We had given up our US VPN service after Valencia, as well. Embracing Spanish tv. So Jeff set up our global service, again. And we used a server in Melbourne Australia to get their Plus7 channel, which had the corner on broadcasting the Oscars for all of Australia. It worked great. Until I fell asleep at 3am. But before that I got to see my brother, his wife, and their son on the red carpet. And to revel as host Jimmy Kimmel poked fun at Todd when announcing TAR’s nomination for Best Picture. The film didn’t win. But then again, no one but Everything Everywhere All At Once won anything. I haven’t seen it, but apparently it’s about a complicated family relationship. That word, again. Family. Ugh.

And Then It Got Interesante

I woke up late yesterday. Well, more like lunchtime after my late Oscar night. And I had a message from 23andMe telling me that I had a message waiting for me. 23andMe is an ancestry DNA service. Jeff and I did it before we left the US. I’m not sure why. Maybe he got the test as a gift. But we both did it. Over the years, more and more people are added to my family tree. People from all over the world.

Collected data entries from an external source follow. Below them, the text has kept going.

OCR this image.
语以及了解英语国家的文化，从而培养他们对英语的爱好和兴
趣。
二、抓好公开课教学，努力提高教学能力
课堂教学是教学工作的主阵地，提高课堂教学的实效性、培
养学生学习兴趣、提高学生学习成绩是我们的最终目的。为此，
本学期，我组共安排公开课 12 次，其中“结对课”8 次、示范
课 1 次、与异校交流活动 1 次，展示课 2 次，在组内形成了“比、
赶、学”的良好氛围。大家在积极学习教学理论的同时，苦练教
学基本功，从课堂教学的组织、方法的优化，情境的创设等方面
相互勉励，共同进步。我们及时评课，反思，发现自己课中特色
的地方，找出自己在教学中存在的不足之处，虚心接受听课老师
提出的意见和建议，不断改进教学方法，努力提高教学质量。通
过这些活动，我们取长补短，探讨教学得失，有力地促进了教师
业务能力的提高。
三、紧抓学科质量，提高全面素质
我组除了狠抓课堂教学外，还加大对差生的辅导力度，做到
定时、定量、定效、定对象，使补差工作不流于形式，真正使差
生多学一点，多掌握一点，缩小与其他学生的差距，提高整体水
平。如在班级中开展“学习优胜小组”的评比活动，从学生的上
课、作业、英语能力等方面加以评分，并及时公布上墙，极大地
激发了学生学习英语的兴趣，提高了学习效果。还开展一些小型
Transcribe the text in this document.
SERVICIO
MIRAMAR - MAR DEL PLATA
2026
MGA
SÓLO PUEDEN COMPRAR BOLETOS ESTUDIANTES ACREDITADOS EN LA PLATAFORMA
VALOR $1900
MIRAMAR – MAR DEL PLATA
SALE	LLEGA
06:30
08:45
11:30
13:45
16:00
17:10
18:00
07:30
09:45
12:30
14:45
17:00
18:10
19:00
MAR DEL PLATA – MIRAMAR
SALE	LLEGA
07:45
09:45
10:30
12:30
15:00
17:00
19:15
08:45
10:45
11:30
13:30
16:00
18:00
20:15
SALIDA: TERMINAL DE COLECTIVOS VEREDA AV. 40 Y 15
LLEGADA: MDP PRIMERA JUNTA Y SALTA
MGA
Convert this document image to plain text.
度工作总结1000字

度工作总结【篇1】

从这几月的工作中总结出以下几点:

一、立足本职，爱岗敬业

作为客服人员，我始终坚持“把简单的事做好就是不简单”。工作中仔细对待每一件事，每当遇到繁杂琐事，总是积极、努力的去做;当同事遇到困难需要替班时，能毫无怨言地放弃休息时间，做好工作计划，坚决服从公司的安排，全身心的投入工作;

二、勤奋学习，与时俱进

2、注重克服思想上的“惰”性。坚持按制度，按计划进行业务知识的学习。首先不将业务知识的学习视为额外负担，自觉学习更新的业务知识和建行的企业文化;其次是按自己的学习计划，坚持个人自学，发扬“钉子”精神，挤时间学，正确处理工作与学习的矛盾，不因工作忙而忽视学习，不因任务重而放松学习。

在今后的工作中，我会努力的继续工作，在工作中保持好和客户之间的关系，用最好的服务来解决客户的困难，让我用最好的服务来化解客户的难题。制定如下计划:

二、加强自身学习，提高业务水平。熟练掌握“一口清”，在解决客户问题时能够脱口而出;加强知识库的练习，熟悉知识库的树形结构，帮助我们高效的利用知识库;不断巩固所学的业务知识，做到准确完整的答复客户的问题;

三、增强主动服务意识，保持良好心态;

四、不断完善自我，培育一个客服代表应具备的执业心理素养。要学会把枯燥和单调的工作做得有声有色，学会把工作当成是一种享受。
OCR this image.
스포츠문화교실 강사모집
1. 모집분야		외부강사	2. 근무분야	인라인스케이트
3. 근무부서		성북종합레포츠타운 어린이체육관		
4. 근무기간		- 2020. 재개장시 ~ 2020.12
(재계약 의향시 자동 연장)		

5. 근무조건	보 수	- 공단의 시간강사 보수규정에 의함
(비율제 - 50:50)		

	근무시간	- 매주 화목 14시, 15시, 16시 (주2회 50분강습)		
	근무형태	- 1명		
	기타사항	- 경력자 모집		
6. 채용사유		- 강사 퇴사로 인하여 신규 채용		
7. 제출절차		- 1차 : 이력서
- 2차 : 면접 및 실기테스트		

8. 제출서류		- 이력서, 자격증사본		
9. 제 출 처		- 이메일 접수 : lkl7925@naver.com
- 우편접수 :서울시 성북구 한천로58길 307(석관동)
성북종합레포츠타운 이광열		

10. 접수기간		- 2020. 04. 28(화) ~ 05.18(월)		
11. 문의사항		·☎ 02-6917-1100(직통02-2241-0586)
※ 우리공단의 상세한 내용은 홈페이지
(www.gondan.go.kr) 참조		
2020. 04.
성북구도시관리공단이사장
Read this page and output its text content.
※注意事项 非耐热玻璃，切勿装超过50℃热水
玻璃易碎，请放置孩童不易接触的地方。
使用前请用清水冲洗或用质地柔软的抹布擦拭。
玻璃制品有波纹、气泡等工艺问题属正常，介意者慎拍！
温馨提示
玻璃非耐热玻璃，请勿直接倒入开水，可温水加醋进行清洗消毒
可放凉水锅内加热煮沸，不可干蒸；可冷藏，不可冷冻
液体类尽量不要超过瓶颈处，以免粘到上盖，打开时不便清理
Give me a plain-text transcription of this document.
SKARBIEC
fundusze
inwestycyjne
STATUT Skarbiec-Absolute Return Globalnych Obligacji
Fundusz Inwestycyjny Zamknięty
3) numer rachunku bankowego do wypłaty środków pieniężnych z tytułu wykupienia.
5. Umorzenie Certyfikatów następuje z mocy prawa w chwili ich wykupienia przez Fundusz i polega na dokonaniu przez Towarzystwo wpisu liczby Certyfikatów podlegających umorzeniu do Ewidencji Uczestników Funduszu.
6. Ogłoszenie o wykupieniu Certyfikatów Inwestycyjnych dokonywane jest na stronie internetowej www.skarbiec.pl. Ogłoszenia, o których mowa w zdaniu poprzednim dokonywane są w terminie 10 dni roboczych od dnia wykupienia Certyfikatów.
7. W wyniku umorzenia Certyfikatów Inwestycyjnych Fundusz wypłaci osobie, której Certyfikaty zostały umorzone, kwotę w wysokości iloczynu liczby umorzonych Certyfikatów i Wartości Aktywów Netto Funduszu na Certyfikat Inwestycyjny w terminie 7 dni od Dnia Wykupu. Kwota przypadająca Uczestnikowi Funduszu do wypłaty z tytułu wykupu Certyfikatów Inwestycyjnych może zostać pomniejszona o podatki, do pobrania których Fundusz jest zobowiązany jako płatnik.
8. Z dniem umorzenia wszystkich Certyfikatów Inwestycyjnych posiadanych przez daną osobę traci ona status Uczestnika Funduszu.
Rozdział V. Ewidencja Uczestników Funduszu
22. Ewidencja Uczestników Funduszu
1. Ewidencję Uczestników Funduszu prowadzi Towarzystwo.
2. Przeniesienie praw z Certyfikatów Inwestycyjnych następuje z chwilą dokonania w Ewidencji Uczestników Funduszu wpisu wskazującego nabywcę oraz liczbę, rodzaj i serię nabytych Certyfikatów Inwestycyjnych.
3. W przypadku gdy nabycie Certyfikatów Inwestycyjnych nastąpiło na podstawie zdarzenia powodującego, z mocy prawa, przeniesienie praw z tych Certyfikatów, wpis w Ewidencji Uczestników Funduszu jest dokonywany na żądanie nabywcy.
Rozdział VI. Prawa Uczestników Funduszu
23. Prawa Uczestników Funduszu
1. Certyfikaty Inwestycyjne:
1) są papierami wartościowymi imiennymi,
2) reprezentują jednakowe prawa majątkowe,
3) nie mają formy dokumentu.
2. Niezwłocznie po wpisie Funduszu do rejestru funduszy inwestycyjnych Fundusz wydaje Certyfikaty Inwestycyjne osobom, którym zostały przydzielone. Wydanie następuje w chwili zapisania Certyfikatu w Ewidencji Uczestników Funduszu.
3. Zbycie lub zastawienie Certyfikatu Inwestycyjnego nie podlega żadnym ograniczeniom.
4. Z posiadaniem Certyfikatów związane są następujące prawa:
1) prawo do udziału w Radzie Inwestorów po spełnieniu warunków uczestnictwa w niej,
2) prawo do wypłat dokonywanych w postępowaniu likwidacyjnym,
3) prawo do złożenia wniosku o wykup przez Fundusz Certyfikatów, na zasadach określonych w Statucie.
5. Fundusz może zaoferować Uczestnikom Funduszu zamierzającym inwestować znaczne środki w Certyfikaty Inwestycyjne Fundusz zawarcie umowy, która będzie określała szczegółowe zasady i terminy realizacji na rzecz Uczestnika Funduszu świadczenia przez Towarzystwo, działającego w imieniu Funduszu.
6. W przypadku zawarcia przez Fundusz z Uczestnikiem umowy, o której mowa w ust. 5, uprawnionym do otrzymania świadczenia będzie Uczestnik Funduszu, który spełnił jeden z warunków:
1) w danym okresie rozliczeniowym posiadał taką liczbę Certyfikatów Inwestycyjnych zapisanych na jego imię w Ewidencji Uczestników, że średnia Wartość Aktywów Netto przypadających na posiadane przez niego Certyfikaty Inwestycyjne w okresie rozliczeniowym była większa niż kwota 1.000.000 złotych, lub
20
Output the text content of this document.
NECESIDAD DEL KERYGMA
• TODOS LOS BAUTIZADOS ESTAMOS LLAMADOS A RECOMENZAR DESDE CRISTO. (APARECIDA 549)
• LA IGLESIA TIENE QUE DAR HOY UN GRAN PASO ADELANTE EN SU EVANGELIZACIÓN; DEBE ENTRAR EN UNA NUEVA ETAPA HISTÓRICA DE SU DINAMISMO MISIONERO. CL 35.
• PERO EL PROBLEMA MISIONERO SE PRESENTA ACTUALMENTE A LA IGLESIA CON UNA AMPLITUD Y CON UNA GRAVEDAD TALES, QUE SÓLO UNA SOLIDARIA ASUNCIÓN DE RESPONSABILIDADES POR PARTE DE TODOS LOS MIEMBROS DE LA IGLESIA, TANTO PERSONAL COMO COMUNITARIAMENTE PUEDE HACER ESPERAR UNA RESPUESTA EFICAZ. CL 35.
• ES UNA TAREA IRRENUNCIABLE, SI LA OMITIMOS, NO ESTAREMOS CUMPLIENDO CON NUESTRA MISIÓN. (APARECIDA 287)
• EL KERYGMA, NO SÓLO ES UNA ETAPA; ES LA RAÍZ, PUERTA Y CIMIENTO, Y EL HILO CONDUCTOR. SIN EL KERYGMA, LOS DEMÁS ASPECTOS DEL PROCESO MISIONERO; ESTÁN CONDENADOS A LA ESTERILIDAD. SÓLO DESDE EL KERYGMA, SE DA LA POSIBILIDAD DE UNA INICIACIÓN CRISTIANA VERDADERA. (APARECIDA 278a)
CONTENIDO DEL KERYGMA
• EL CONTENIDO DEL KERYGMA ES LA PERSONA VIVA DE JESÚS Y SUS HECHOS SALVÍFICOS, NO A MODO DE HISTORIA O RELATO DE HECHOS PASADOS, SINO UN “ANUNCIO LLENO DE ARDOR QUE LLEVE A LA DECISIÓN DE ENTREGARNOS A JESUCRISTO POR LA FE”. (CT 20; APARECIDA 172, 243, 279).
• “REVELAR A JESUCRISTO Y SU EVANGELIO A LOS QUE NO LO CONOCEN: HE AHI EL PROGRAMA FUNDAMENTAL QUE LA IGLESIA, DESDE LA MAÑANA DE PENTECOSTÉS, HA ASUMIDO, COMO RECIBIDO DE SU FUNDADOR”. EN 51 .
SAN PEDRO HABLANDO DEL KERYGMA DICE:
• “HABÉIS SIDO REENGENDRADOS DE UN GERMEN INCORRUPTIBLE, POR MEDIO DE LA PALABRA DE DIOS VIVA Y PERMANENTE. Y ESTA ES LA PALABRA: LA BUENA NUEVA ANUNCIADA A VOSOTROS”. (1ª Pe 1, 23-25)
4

A few months ago a guy reached out to me. We are second cousins, according to the DNA svs. He wanted to know if I knew who his Dad was. 23andMe said he is my Dad’s first cousin. But that couldn’t be possible. My Dad would be 94 this year. His aunts and uncles were all dead, or nearly, by the time this man was born. I couldn’t help him. But then, yesterday he messaged me again. He had another family name. And I knew that name. It was my aunt, my Dad’s sister’s married name. And it rang a bell in my head.

My cousin, her son, went to Africa in the Peace Corp after college in the 70’s. And there was a rumor that there was a child. I asked more questions. It turns out that this man is the child of my cousin, and is from Sierra Leone – in West Africa. Our DNA proves we are related. But it took a little longer to determine precisely how. Holy Moly.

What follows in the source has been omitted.